Graxa versátil de uso geral, aplicada em rolamentos de alta e baixa rotação, bicicletas, motos, engrenagens, veículos leves e pesados. Oferece boa proteção anticorrosiva e antioxidante, adequada para aplicações variadas.

Graxa Grafitada de Cálcio

Graxa com grafite, que mantém proteção mesmo após redução do produto. Ideal para rolamentos, mancais, bicicletas, tratores e caminhões. Indicado para temperaturas de -5 °C a +90 °C, reduz atrito e previne desgaste prematuro das peças.

Existem outros tipos de graxas, como a de bisulfeto de molibdênio (para alta pressão e desgaste), a de silicone (para contato com plásticos e borrachas) e as graxas sintéticas (para temperaturas extremas e ambientes químicos).
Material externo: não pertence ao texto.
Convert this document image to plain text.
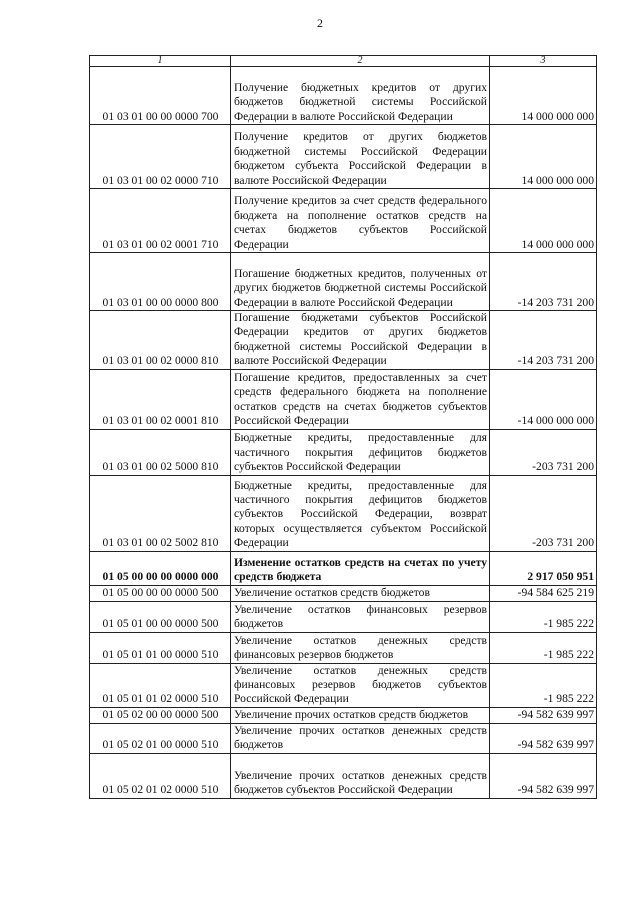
2
1	2	3
01 03 01 00 00 0000 700	Получение бюджетных кредитов от других бюджетов бюджетной системы Российской Федерации в валюте Российской Федерации	14 000 000 000
01 03 01 00 02 0000 710	Получение кредитов от других бюджетов бюджетной системы Российской Федерации бюджетом субъекта Российской Федерации в валюте Российской Федерации	14 000 000 000
01 03 01 00 02 0001 710	Получение кредитов за счет средств федерального бюджета на пополнение остатков средств на счетах бюджетов субъектов Российской Федерации	14 000 000 000
01 03 01 00 00 0000 800	Погашение бюджетных кредитов, полученных от других бюджетов бюджетной системы Российской Федерации в валюте Российской Федерации	-14 203 731 200
01 03 01 00 02 0000 810	Погашение бюджетами субъектов Российской Федерации кредитов от других бюджетов бюджетной системы Российской Федерации в валюте Российской Федерации	-14 203 731 200
01 03 01 00 02 0001 810	Погашение кредитов, предоставленных за счет средств федерального бюджета на пополнение остатков средств на счетах бюджетов субъектов Российской Федерации	-14 000 000 000
01 03 01 00 02 5000 810	Бюджетные кредиты, предоставленные для частичного покрытия дефицитов бюджетов субъектов Российской Федерации	-203 731 200
01 03 01 00 02 5002 810	Бюджетные кредиты, предоставленные для частичного покрытия дефицитов бюджетов субъектов Российской Федерации, возврат которых осуществляется субъектом Российской Федерации	-203 731 200
01 05 00 00 00 0000 000	Изменение остатков средств на счетах по учету средств бюджета	2 917 050 951
01 05 00 00 00 0000 500	Увеличение остатков средств бюджетов	-94 584 625 219
01 05 01 00 00 0000 500	Увеличение остатков финансовых резервов бюджетов	-1 985 222
01 05 01 01 00 0000 510	Увеличение остатков денежных средств финансовых резервов бюджетов	-1 985 222
01 05 01 01 02 0000 510	Увеличение остатков денежных средств финансовых резервов бюджетов субъектов Российской Федерации	-1 985 222
01 05 02 00 00 0000 500	Увеличение прочих остатков средств бюджетов	-94 582 639 997
01 05 02 01 00 0000 510	Увеличение прочих остатков денежных средств бюджетов	-94 582 639 997
01 05 02 01 02 0000 510	Увеличение прочих остатков денежных средств бюджетов субъектов Российской Федерации	-94 582 639 997
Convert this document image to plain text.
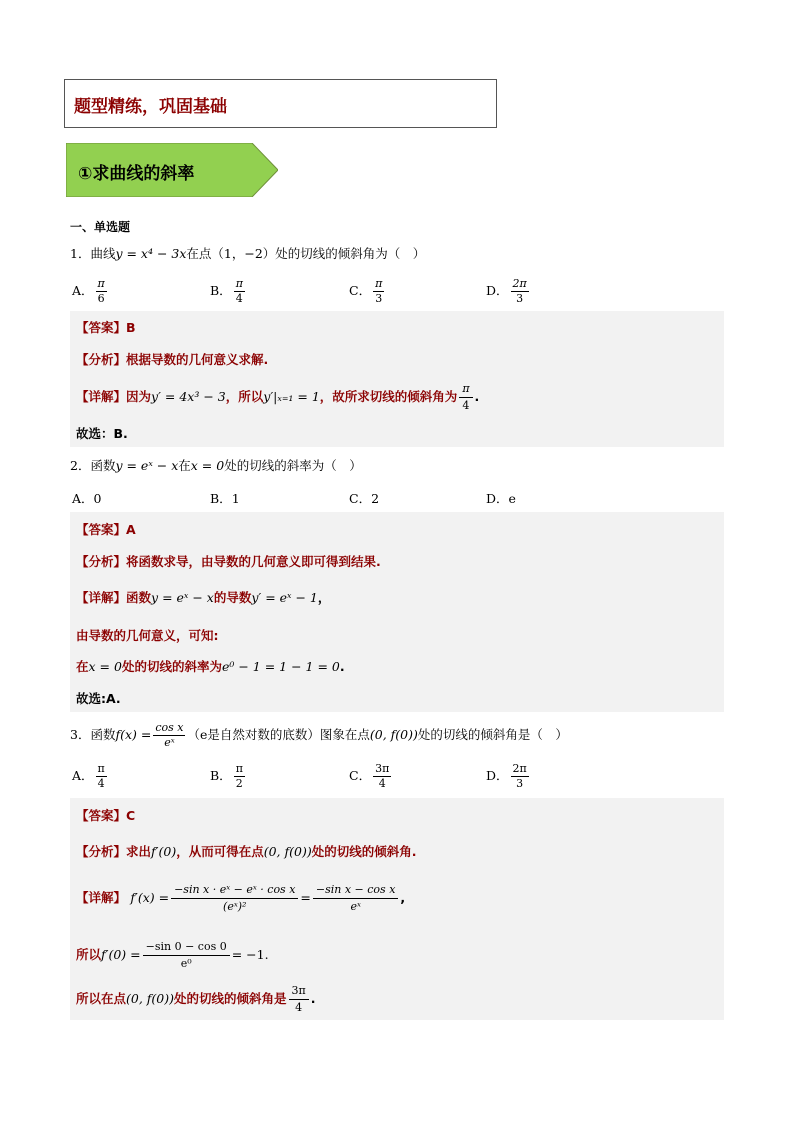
题型精练，巩固基础
①求曲线的斜率
一、单选题
1．曲线y = x⁴ − 3x在点（1，−2）处的切线的倾斜角为（　）
A． $\frac{\pi}{6}$	B． $\frac{\pi}{4}$	C． $\frac{\pi}{3}$	D． $\frac{2\pi}{3}$
【答案】B
【分析】根据导数的几何意义求解.
【详解】因为y′ = 4x³ − 3，所以y′|ₓ₌₁ = 1，故所求切线的倾斜角为 $\frac{\pi}{4}$ .
故选：B.
2．函数y = eˣ − x在x = 0处的切线的斜率为（　）
A．0	B．1	C．2	D．e
【答案】A
【分析】将函数求导，由导数的几何意义即可得到结果.
【详解】函数y = eˣ − x的导数y′ = eˣ − 1，
由导数的几何意义，可知:
在x = 0处的切线的斜率为e⁰ − 1 = 1 − 1 = 0.
故选:A.
3．函数$f(x) = \frac{\text{cos x}}{\text{eˣ}} (e$是自然对数的底数）图象在点(0, f(0))处的切线的倾斜角是（　）
A． $\frac{\pi}{4}$	B． $\frac{\pi}{2}$	C． $\frac{3\pi}{4}$	D． $\frac{2\pi}{3}$
【答案】C
【分析】求出f′(0)，从而可得在点(0, f(0))处的切线的倾斜角.
【详解】 $f'(x) = \frac{\text{−sin x · eˣ − eˣ · cos x}}{\text{(eˣ)²}} = \frac{\text{−sin x − cos x}}{\text{eˣ}}$ ,
所以$f'(0) = \frac{-\sin 0 - \cos 0}{\text{e⁰}} = -1$.
所以在点(0, f(0))处的切线的倾斜角是 $\frac{3\pi}{4}$ .
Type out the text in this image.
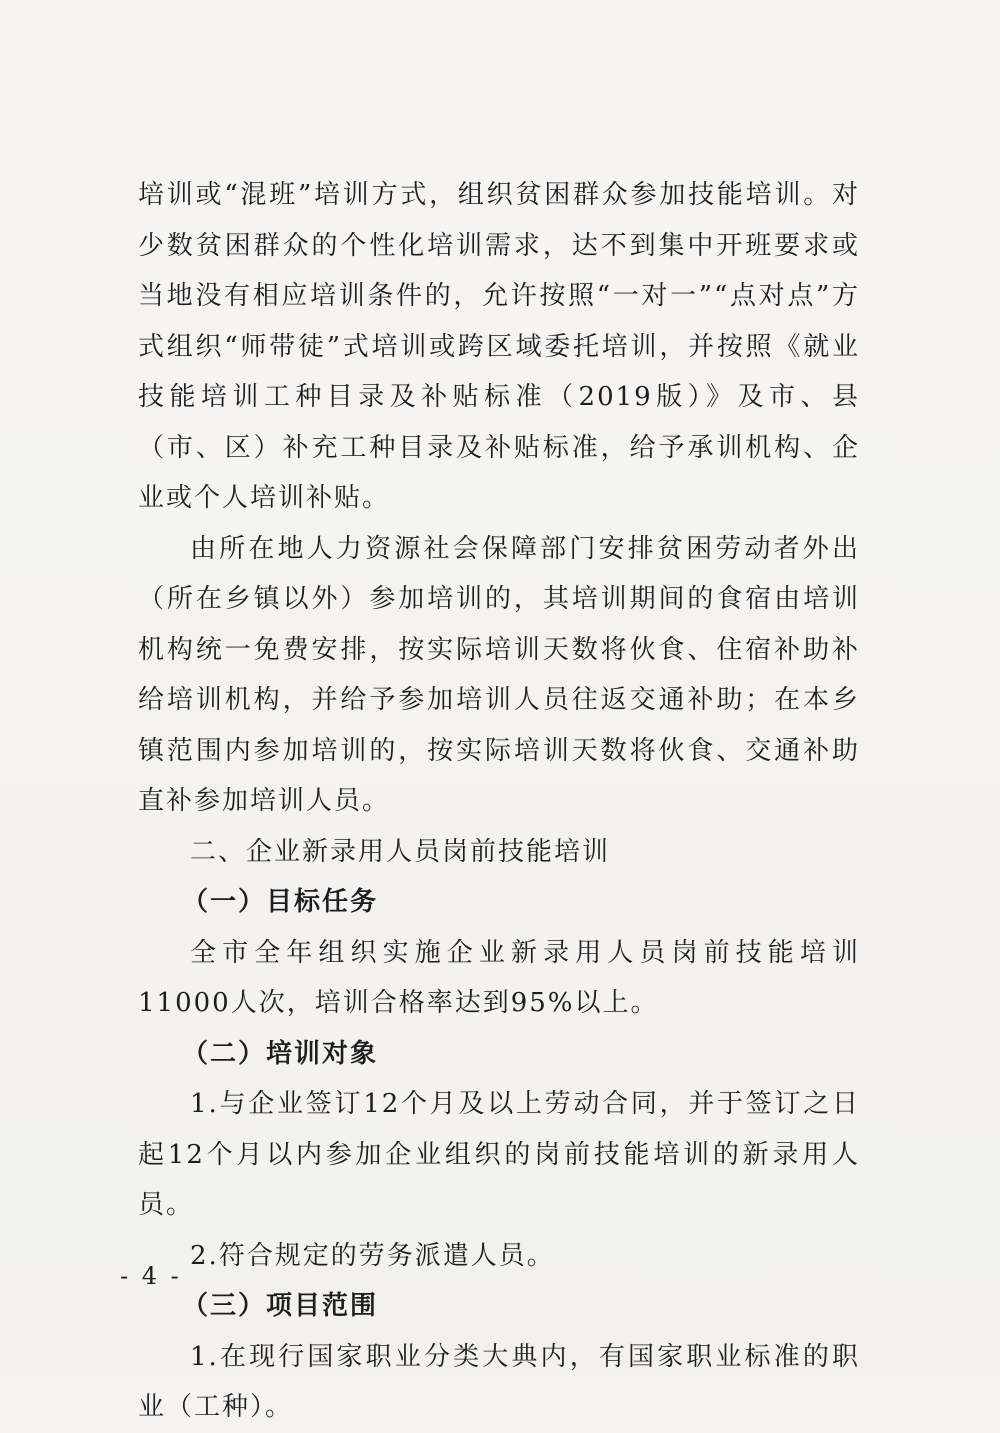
培训或“混班”培训方式，组织贫困群众参加技能培训。对少数贫困群众的个性化培训需求，达不到集中开班要求或当地没有相应培训条件的，允许按照“一对一”“点对点”方式组织“师带徒”式培训或跨区域委托培训，并按照《就业技能培训工种目录及补贴标准（2019版）》及市、县（市、区）补充工种目录及补贴标准，给予承训机构、企业或个人培训补贴。

由所在地人力资源社会保障部门安排贫困劳动者外出（所在乡镇以外）参加培训的，其培训期间的食宿由培训机构统一免费安排，按实际培训天数将伙食、住宿补助补给培训机构，并给予参加培训人员往返交通补助；在本乡镇范围内参加培训的，按实际培训天数将伙食、交通补助直补参加培训人员。

二、企业新录用人员岗前技能培训

（一）目标任务

全市全年组织实施企业新录用人员岗前技能培训11000人次，培训合格率达到95%以上。

（二）培训对象

1.与企业签订12个月及以上劳动合同，并于签订之日起12个月以内参加企业组织的岗前技能培训的新录用人员。

2.符合规定的劳务派遣人员。

（三）项目范围

1.在现行国家职业分类大典内，有国家职业标准的职业（工种）。

- 4 -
Como escolher o tipo de graxa correto?

A escolha do tipo de graxa deve considerar a velocidade, a carga, a temperatura e o ambiente de trabalho da máquina a ser lubrificada. Para selecionar a graxa adequada, o primeiro passo é entender bem o equipamento e a função da peça que receberá a lubrificação. Um dos principais pontos de atenção é a temperatura de uso. Ela é fundamental para entender saber o ponto de gota da graxa e garantir lubrificação contínua das superfícies. Portanto, verifique se a peça estará sujeita a altas ou baixas variações térmicas e se a graxa escolhida suporta a faixa necessária. Além disso, avalie o ambiente de trabalho, observando se há presença de umidade, poeira ou contato com produtos químicos, já que esses fatores podem comprometer o desempenho do lubrificante (Fonte). A coloração da graxa é o indicador de presença do lubrificante, prefira graxas que contrastem com o substrato, assim saberá de forma fácil o momento de lubrificar novamente seu equipamento. Por fim, nunca deixe de consultar o manual do fabricante, pois nele constam as recomendações específicas para garantir a durabilidade e a eficiência do equipamento.

Mantenha seus equipamentos lubrificados e evite o desgaste das peças. Você evitará custos e dores de cabeça desnecessárias.